Correct, and again we’re testing based on a preclinical level in terms of which are the immune or the chemotherapeutic agents that are best synergizing with the effect that we have with the immune checkpoint inhibition. However, when we’ll get to the combination, I guess clinically that it will be very hard to stay away from the [indiscernible] type compound.

This is Jason Kolbert. One of the things that we don’t talk enough about on these calls is where you are with Novartis, and what the pipeline and the news flow and the next possible candidates that we might see emerging out of that collaboration. Can you take a minute and just remind me on what type of things you’re working on and what the news flow associated with Novartis might look like?

So, I’ll just say that we cannot disclose too much about the collaboration. I’ll say that in general this collaboration started at the first-half of 2015. Since then we have the multiple JDC’s [ph] meetings together with Novartis in which we review a bunch of compounds and projects. These projects are getting into the diligence by both parties, by BioLine and by Novartis and it's a long process. Having said that, we expect probably this year to see the first program getting into the pipeline.

[Operator Instructions] The next question is from Joseph Pantginis of ROTH Capital Partners.
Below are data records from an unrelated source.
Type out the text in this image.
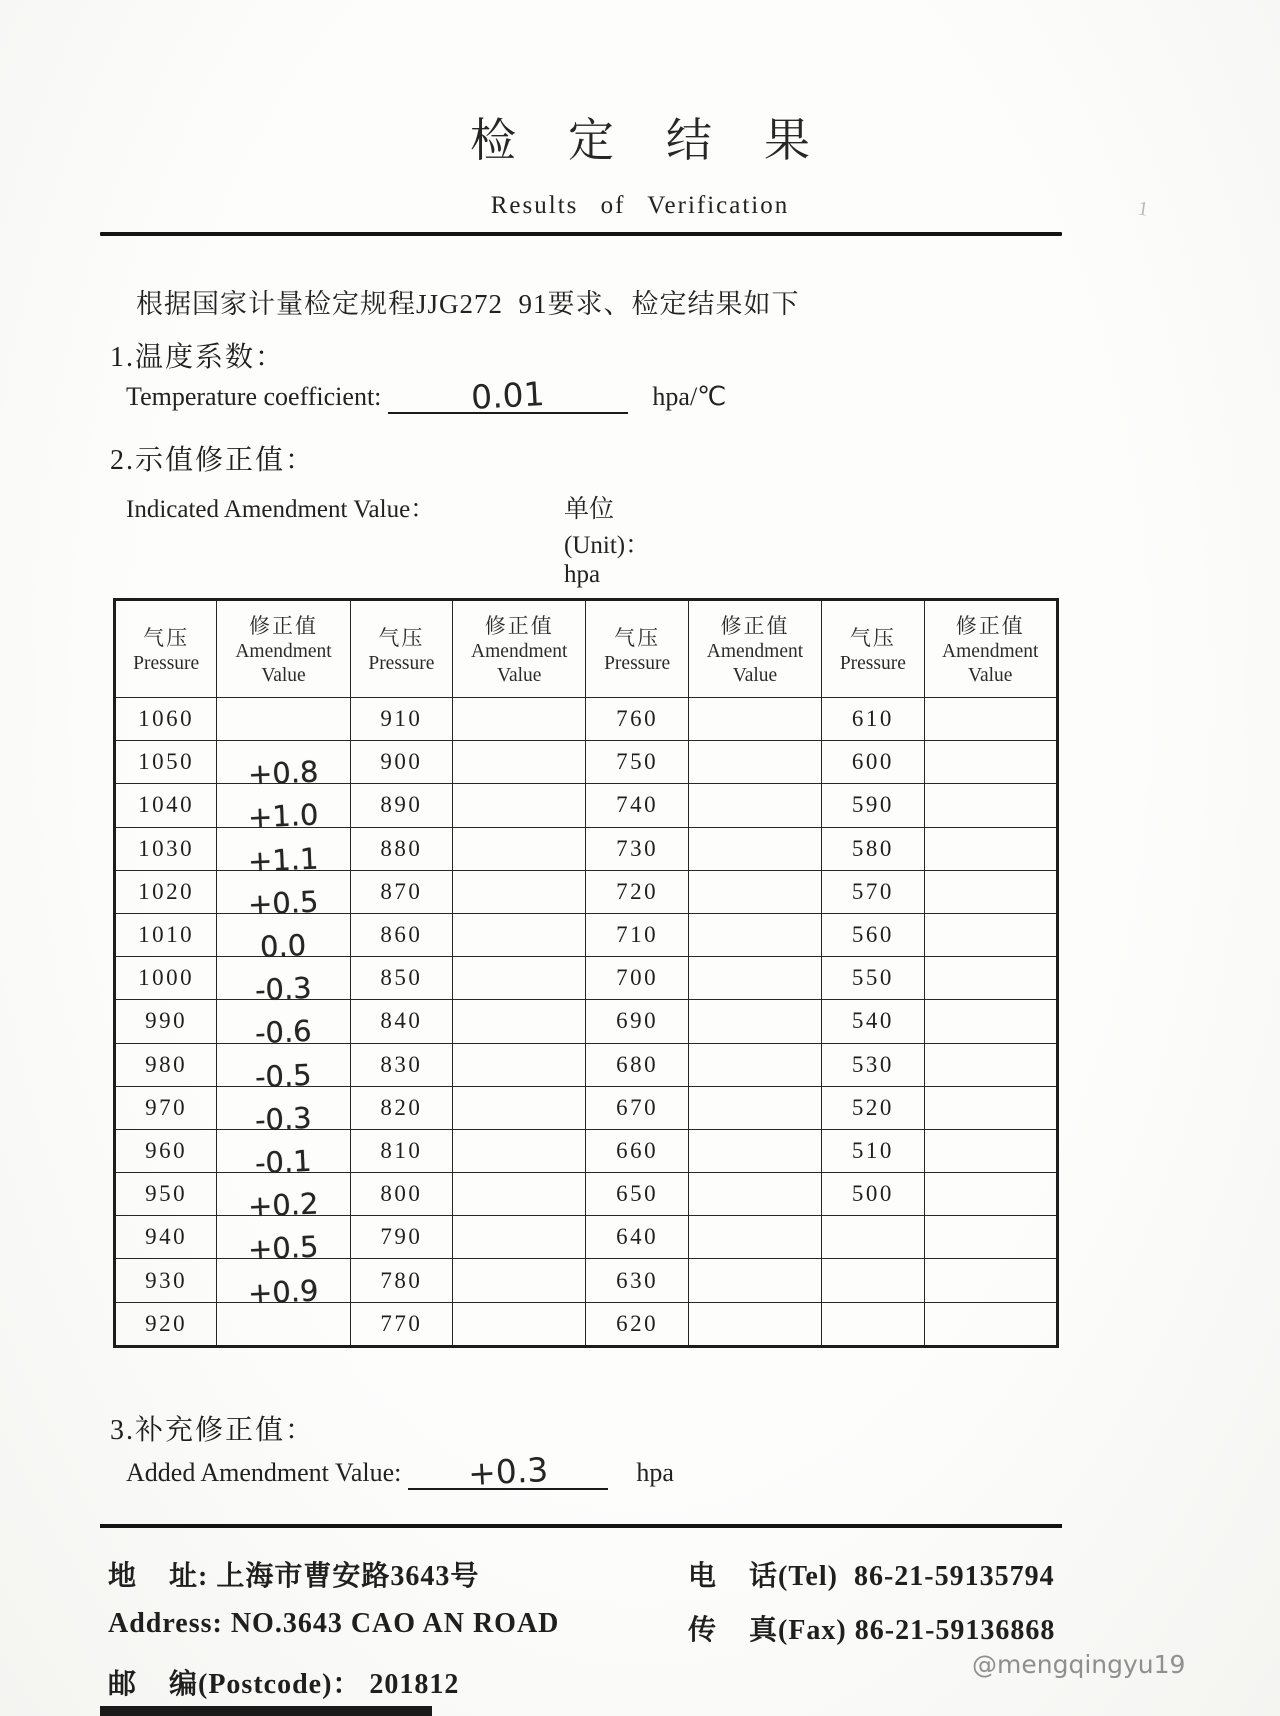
检定结果
Results of Verification	1
根据国家计量检定规程JJG272  91要求、检定结果如下
1.温度系数：
Temperature coefficient:	0.01	hpa/℃
2.示值修正值：
Indicated Amendment Value：	单位(Unit)：hpa
气压
Pressure

修正值
Amendment
Value

气压
Pressure

修正值
Amendment
Value

气压
Pressure

修正值
Amendment
Value

气压
Pressure

修正值
Amendment
Value

1060		910		760		610	
1050	+0.8	900		750		600	
1040	+1.0	890		740		590	
1030	+1.1	880		730		580	
1020	+0.5	870		720		570	
1010	0.0	860		710		560	
1000	-0.3	850		700		550	
990	-0.6	840		690		540	
980	-0.5	830		680		530	
970	-0.3	820		670		520	
960	-0.1	810		660		510	
950	+0.2	800		650		500	
940	+0.5	790		640			
930	+0.9	780		630			
920		770		620			
3.补充修正值：
Added Amendment Value: +0.3	hpa
地    址: 上海市曹安路3643号	电    话(Tel)  86-21-59135794
Address: NO.3643 CAO AN ROAD	传    真(Fax) 86-21-59136868
邮    编(Postcode)： 201812
@mengqingyu19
Please go ahead.

I just wanted to focus a little bit on 7010, specifically the food supplement route. So what are you looking at from a potential formulation standpoint? Would it be a pill that you would take along with food that contained gluten? Is it a -- basically, what’s the path forward here that you might be looking at? And do you have any data to support taking it with varying levels of food? Thanks.
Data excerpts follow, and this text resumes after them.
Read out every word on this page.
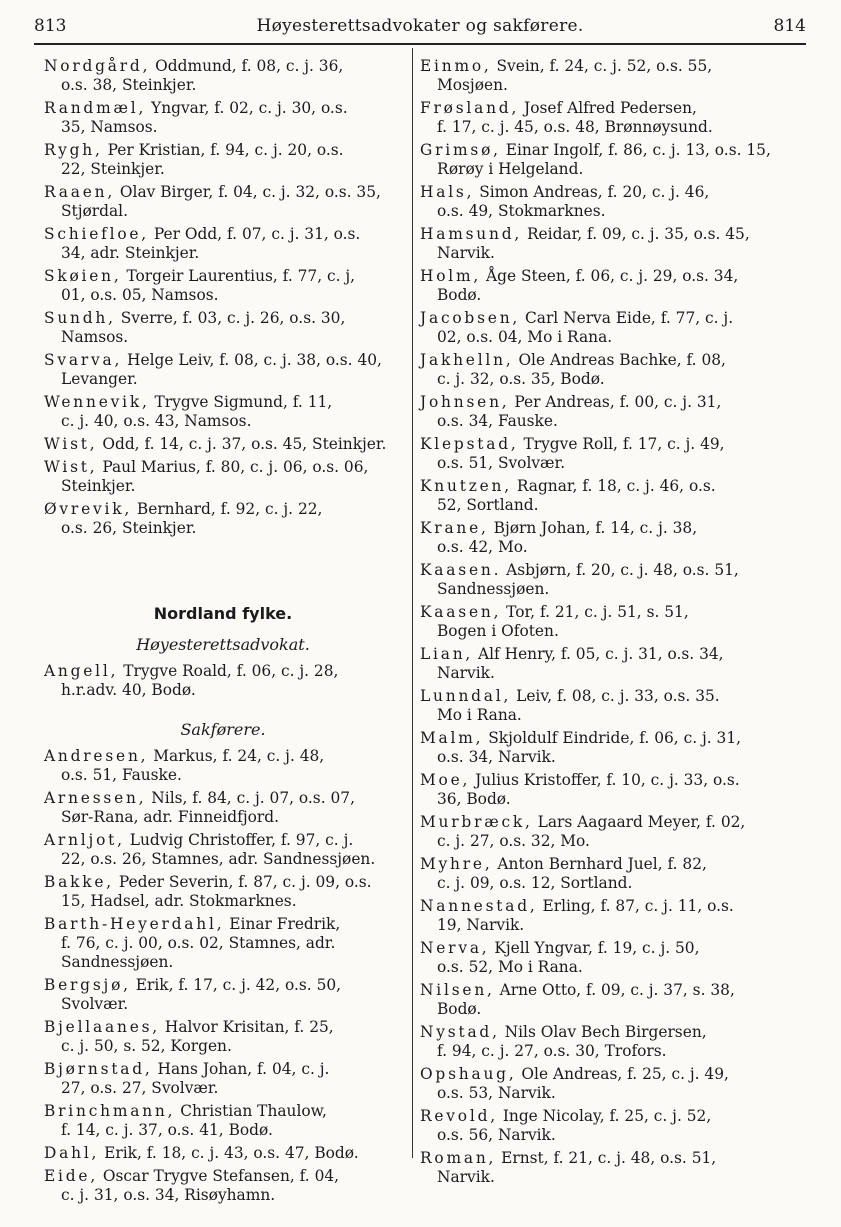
813	Høyesterettsadvokater og sakførere.	814
Nordgård, Oddmund, f. 08, c. j. 36,
o.s. 38, Steinkjer.
Randmæl, Yngvar, f. 02, c. j. 30, o.s.
35, Namsos.
Rygh, Per Kristian, f. 94, c. j. 20, o.s.
22, Steinkjer.
Raaen, Olav Birger, f. 04, c. j. 32, o.s. 35,
Stjørdal.
Schiefloe, Per Odd, f. 07, c. j. 31, o.s.
34, adr. Steinkjer.
Skøien, Torgeir Laurentius, f. 77, c. j,
01, o.s. 05, Namsos.
Sundh, Sverre, f. 03, c. j. 26, o.s. 30,
Namsos.
Svarva, Helge Leiv, f. 08, c. j. 38, o.s. 40,
Levanger.
Wennevik, Trygve Sigmund, f. 11,
c. j. 40, o.s. 43, Namsos.
Wist, Odd, f. 14, c. j. 37, o.s. 45, Steinkjer.
Wist, Paul Marius, f. 80, c. j. 06, o.s. 06,
Steinkjer.
Øvrevik, Bernhard, f. 92, c. j. 22,
o.s. 26, Steinkjer.
Nordland fylke.
Høyesterettsadvokat.
Angell, Trygve Roald, f. 06, c. j. 28,
h.r.adv. 40, Bodø.
Sakførere.
Andresen, Markus, f. 24, c. j. 48,
o.s. 51, Fauske.
Arnessen, Nils, f. 84, c. j. 07, o.s. 07,
Sør-Rana, adr. Finneidfjord.
Arnljot, Ludvig Christoffer, f. 97, c. j.
22, o.s. 26, Stamnes, adr. Sandnessjøen.
Bakke, Peder Severin, f. 87, c. j. 09, o.s.
15, Hadsel, adr. Stokmarknes.
Barth-Heyerdahl, Einar Fredrik,
f. 76, c. j. 00, o.s. 02, Stamnes, adr. Sandnessjøen.
Bergsjø, Erik, f. 17, c. j. 42, o.s. 50,
Svolvær.
Bjellaanes, Halvor Krisitan, f. 25,
c. j. 50, s. 52, Korgen.
Bjørnstad, Hans Johan, f. 04, c. j.
27, o.s. 27, Svolvær.
Brinchmann, Christian Thaulow,
f. 14, c. j. 37, o.s. 41, Bodø.
Dahl, Erik, f. 18, c. j. 43, o.s. 47, Bodø.
Eide, Oscar Trygve Stefansen, f. 04,
c. j. 31, o.s. 34, Risøyhamn.
Einmo, Svein, f. 24, c. j. 52, o.s. 55,
Mosjøen.
Frøsland, Josef Alfred Pedersen,
f. 17, c. j. 45, o.s. 48, Brønnøysund.
Grimsø, Einar Ingolf, f. 86, c. j. 13, o.s. 15,
Rørøy i Helgeland.
Hals, Simon Andreas, f. 20, c. j. 46,
o.s. 49, Stokmarknes.
Hamsund, Reidar, f. 09, c. j. 35, o.s. 45,
Narvik.
Holm, Åge Steen, f. 06, c. j. 29, o.s. 34,
Bodø.
Jacobsen, Carl Nerva Eide, f. 77, c. j.
02, o.s. 04, Mo i Rana.
Jakhelln, Ole Andreas Bachke, f. 08,
c. j. 32, o.s. 35, Bodø.
Johnsen, Per Andreas, f. 00, c. j. 31,
o.s. 34, Fauske.
Klepstad, Trygve Roll, f. 17, c. j. 49,
o.s. 51, Svolvær.
Knutzen, Ragnar, f. 18, c. j. 46, o.s.
52, Sortland.
Krane, Bjørn Johan, f. 14, c. j. 38,
o.s. 42, Mo.
Kaasen. Asbjørn, f. 20, c. j. 48, o.s. 51,
Sandnessjøen.
Kaasen, Tor, f. 21, c. j. 51, s. 51,
Bogen i Ofoten.
Lian, Alf Henry, f. 05, c. j. 31, o.s. 34,
Narvik.
Lunndal, Leiv, f. 08, c. j. 33, o.s. 35.
Mo i Rana.
Malm, Skjoldulf Eindride, f. 06, c. j. 31,
o.s. 34, Narvik.
Moe, Julius Kristoffer, f. 10, c. j. 33, o.s.
36, Bodø.
Murbræck, Lars Aagaard Meyer, f. 02,
c. j. 27, o.s. 32, Mo.
Myhre, Anton Bernhard Juel, f. 82,
c. j. 09, o.s. 12, Sortland.
Nannestad, Erling, f. 87, c. j. 11, o.s.
19, Narvik.
Nerva, Kjell Yngvar, f. 19, c. j. 50,
o.s. 52, Mo i Rana.
Nilsen, Arne Otto, f. 09, c. j. 37, s. 38,
Bodø.
Nystad, Nils Olav Bech Birgersen,
f. 94, c. j. 27, o.s. 30, Trofors.
Opshaug, Ole Andreas, f. 25, c. j. 49,
o.s. 53, Narvik.
Revold, Inge Nicolay, f. 25, c. j. 52,
o.s. 56, Narvik.
Roman, Ernst, f. 21, c. j. 48, o.s. 51,
Narvik.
In terms of the formulation, as we intend for the food route, it will be probably a pill, although we do investigate the option of that being a sachet, for people that prefer something that comes with a drink rather than to take a pill. Obviously that will be taken with food, and we have a lot of preclinical and clinical data supporting the dosages that needs to be taken with food in order to be able to capture the glycine that are dissolved from the gluten after each one of the meals. So we’re quite confident that we can find the right dose, and the dose form is a bit flexible but it's going to be orally taken, either a pill or a sachet with the food.

There are no further questions at this time. Before I turn to Kinneret Savitsky to go ahead with her concluding statement, I would like end by saying that a replay of this call is scheduled to begin two hours after the conference call. In the U.S., please call 1-888-254-7270. In Israel, please call 03-925-5945. Internationally, please call 972-3-925-5945. Dr. Savitsky, would you like to make your concluding statement?

Yes. I would like to thank all of you for joining us on today’s call. We are pleased with our accomplishments since the beginning of 2015, including our continuous steady progress on our existing clinical program, as well as the initiation of new collaborations and new trials that extend upon our [indiscernible] indication. We remain well capitalized to achieve all of the significant milestones we have discussed today, and look forward to entering in this exciting period for BioLine and our shareholders. Thank you again for joining us, and for your continued support. Good bye.

Thank you. This concludes the BioLineRx fourth quarter 2015 conference call. Thank you for your participation. You may go ahead and disconnect.